As he mulled over whether to try to qualify for Madrid, Ding had a more pressing concern on Thursday: a four-game online rapid semi-final against Magnus Carlsen in the Charity Cup, staged to raise funds for Unicef in Ukraine and part of the Meltwater Champions Tour.
Carlsen won the first Tour event and has been in strong form this week, including a convincing victory over England’s Gawain Jones. The Ding v Carlsen semi-final on Thursday evening was a level battle for the first two games, in which the world champion opened as White with the rare move 1 e3, and for most of the third until the Chinese GM, for whom the playing session was the small hours of the morning, blundered or mouse-slipped when short of time in a drawn queen ending and was immediately lost. In the fourth and final game Ding was a touch better, could not make progress against Carlsen’s resilient defence, went into a drawn B v N ending, and finally blundered his knight.
In the second semi-final, Poland’s 2021 World Cup winner and 2022 Candidate Jan-Krzysztof Duda defeated Vietnam’s No 1 Le Quang Liem, now head chess coach at Webster University in the US. Earlier, in his quarter-final, Duda scored with a clever tactic against the Czech David Navara. Can you find White’s winning move? The solution is below.
The two-day Carlsen v Duda final is viewable free and live online, starting 5pm Saturday and 6pm on Sunday.
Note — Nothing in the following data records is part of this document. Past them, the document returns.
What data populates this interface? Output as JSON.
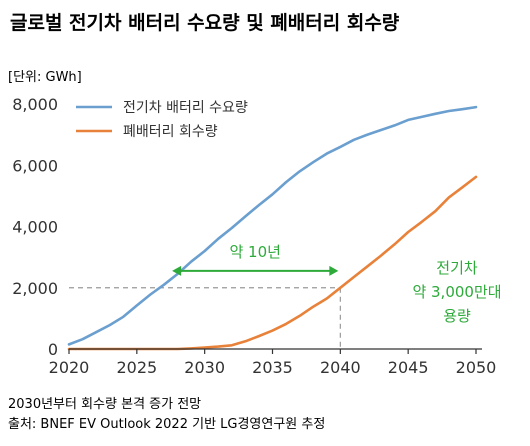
{
  "chart_data": {
    "type": "line",
    "title": "글로벌 전기차 배터리 수요량 및 폐배터리 회수량",
    "unit_label": "[단위: GWh]",
    "xlim": [
      2020,
      2050
    ],
    "ylim": [
      0,
      8000
    ],
    "x_ticks": [
      2020,
      2025,
      2030,
      2035,
      2040,
      2045,
      2050
    ],
    "y_ticks": [
      0,
      2000,
      4000,
      6000,
      8000
    ],
    "y_tick_labels": [
      "0",
      "2,000",
      "4,000",
      "6,000",
      "8,000"
    ],
    "grid": false,
    "legend_position": "top-left",
    "series": [
      {
        "name": "전기차 배터리 수요량",
        "color": "#6a9fcf",
        "points": [
          [
            2020,
            150
          ],
          [
            2021,
            320
          ],
          [
            2022,
            550
          ],
          [
            2023,
            780
          ],
          [
            2024,
            1050
          ],
          [
            2025,
            1420
          ],
          [
            2026,
            1780
          ],
          [
            2027,
            2100
          ],
          [
            2028,
            2450
          ],
          [
            2029,
            2850
          ],
          [
            2030,
            3200
          ],
          [
            2031,
            3600
          ],
          [
            2032,
            3950
          ],
          [
            2033,
            4330
          ],
          [
            2034,
            4700
          ],
          [
            2035,
            5050
          ],
          [
            2036,
            5450
          ],
          [
            2037,
            5800
          ],
          [
            2038,
            6100
          ],
          [
            2039,
            6380
          ],
          [
            2040,
            6600
          ],
          [
            2041,
            6830
          ],
          [
            2042,
            7000
          ],
          [
            2043,
            7150
          ],
          [
            2044,
            7300
          ],
          [
            2045,
            7480
          ],
          [
            2046,
            7580
          ],
          [
            2047,
            7680
          ],
          [
            2048,
            7770
          ],
          [
            2049,
            7830
          ],
          [
            2050,
            7900
          ]
        ]
      },
      {
        "name": "폐배터리 회수량",
        "color": "#e8823a",
        "points": [
          [
            2020,
            0
          ],
          [
            2024,
            0
          ],
          [
            2028,
            0
          ],
          [
            2029,
            20
          ],
          [
            2030,
            50
          ],
          [
            2031,
            80
          ],
          [
            2032,
            120
          ],
          [
            2033,
            250
          ],
          [
            2034,
            420
          ],
          [
            2035,
            600
          ],
          [
            2036,
            820
          ],
          [
            2037,
            1080
          ],
          [
            2038,
            1380
          ],
          [
            2039,
            1650
          ],
          [
            2040,
            2000
          ],
          [
            2041,
            2350
          ],
          [
            2042,
            2700
          ],
          [
            2043,
            3050
          ],
          [
            2044,
            3420
          ],
          [
            2045,
            3820
          ],
          [
            2046,
            4150
          ],
          [
            2047,
            4500
          ],
          [
            2048,
            4950
          ],
          [
            2049,
            5280
          ],
          [
            2050,
            5620
          ]
        ]
      }
    ],
    "reference": {
      "x": 2040,
      "y": 2000,
      "color": "#999999"
    },
    "annotations": {
      "gap_label": "약 10년",
      "gap_from_x": 2027.6,
      "gap_to_x": 2040,
      "gap_y": 2550,
      "callout_lines": [
        "전기차",
        "약 3,000만대",
        "용량"
      ],
      "color": "#2eaa3a"
    }
  },
  "footnotes": [
    "2030년부터 회수량 본격 증가 전망",
    "출처: BNEF EV Outlook 2022 기반 LG경영연구원 추정"
  ],
  "colors": {
    "title": "#2eaa3a",
    "axis": "#333333",
    "text": "#333333"
  }
}
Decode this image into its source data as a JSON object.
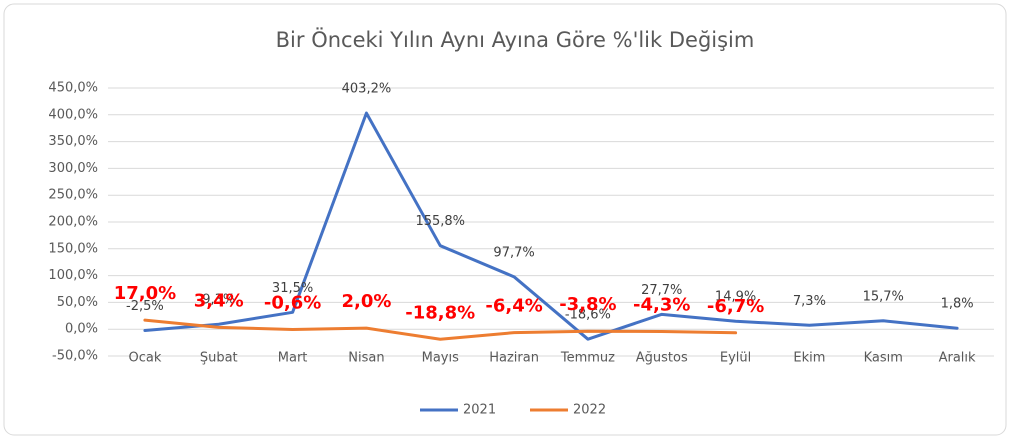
{
  "chart_data": {
    "type": "line",
    "title": "Bir Önceki Yılın Aynı Ayına Göre %'lik Değişim",
    "categories": [
      "Ocak",
      "Şubat",
      "Mart",
      "Nisan",
      "Mayıs",
      "Haziran",
      "Temmuz",
      "Ağustos",
      "Eylül",
      "Ekim",
      "Kasım",
      "Aralık"
    ],
    "series": [
      {
        "name": "2021",
        "color": "#4472c4",
        "values": [
          -2.5,
          9.3,
          31.5,
          403.2,
          155.8,
          97.7,
          -18.6,
          27.7,
          14.9,
          7.3,
          15.7,
          1.8
        ],
        "value_labels": [
          "-2,5%",
          "9,3%",
          "31,5%",
          "403,2%",
          "155,8%",
          "97,7%",
          "-18,6%",
          "27,7%",
          "14,9%",
          "7,3%",
          "15,7%",
          "1,8%"
        ]
      },
      {
        "name": "2022",
        "color": "#ed7d31",
        "values": [
          17.0,
          3.4,
          -0.6,
          2.0,
          -18.8,
          -6.4,
          -3.8,
          -4.3,
          -6.7,
          null,
          null,
          null
        ],
        "value_labels": [
          "17,0%",
          "3,4%",
          "-0,6%",
          "2,0%",
          "-18,8%",
          "-6,4%",
          "-3,8%",
          "-4,3%",
          "-6,7%",
          null,
          null,
          null
        ]
      }
    ],
    "ylim": [
      -50,
      450
    ],
    "yticks": [
      {
        "value": -50,
        "label": "-50,0%"
      },
      {
        "value": 0,
        "label": "0,0%"
      },
      {
        "value": 50,
        "label": "50,0%"
      },
      {
        "value": 100,
        "label": "100,0%"
      },
      {
        "value": 150,
        "label": "150,0%"
      },
      {
        "value": 200,
        "label": "200,0%"
      },
      {
        "value": 250,
        "label": "250,0%"
      },
      {
        "value": 300,
        "label": "300,0%"
      },
      {
        "value": 350,
        "label": "350,0%"
      },
      {
        "value": 400,
        "label": "400,0%"
      },
      {
        "value": 450,
        "label": "450,0%"
      }
    ],
    "grid": true,
    "legend": "bottom"
  }
}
In Berlin in the final leg of the Fide Grand Prix qualifying two winners for the Candidates, Aronian has the edge in the group of death where he meets Hikaru Nakamura and two Russians. Aronian v Nakamura in round one began with a Queen’s Gambit Accepted: 1 d4 d5 2 c4 dxc4 3 e4!? Normal is 3 Nf3, while 3 e3 sets a trap which catches many online novices: 3...b5? 4 a4 c6? 5 axb5 cxb5? 6 Qf3! winning at least a piece. 3...b5 4 a4 c6 5 axb5 cxb5 6 Nc3 Qb6 7 Nd5 Qb7 8 Bf4 e5 9 Bxe5 Nd7 10 Bf4 Ngf6 11 Nc7+ Kd8 12 Nxa8 Qxe4+ 13 Ne2 Qxa8. This sharp position already appeared in Aronian v Leinier Domínguez from an earlier Grand Prix game. Aronian was sure to have analysed it further, but the line with Black was also in Nakamura’s repertoire a decade ago, so he was ready to take it on again.
The decisive position for this game and perhaps for the whole Candidates qualifier came at Black’s 23rd.
The computer gives 23...N5xc3 as level, while Nakamura’s 23...Nf4? allowed White three different replies for a clear advantage. Aronian chose 24 Qa2! which soon exchanges queens with a winning ending. That single blunder probably ruined the five-time US champion’s bravura attempt to switch from streamer with a million-plus subscribers to potential challenger to Carlsen.
3808 1...Ne2+! 2 Qxe2 (if 2 Kh2 Qh7+! 3 Nh4 Qxh4+ and wins) Qf4+ 3 Kh3 g4+ 4 Kh4 gxf3+ wins.
Duda v Navara 1 Nxa5+! wins after Qxa5 2 b4 or bxa5 2 Rb3 trapping the queen.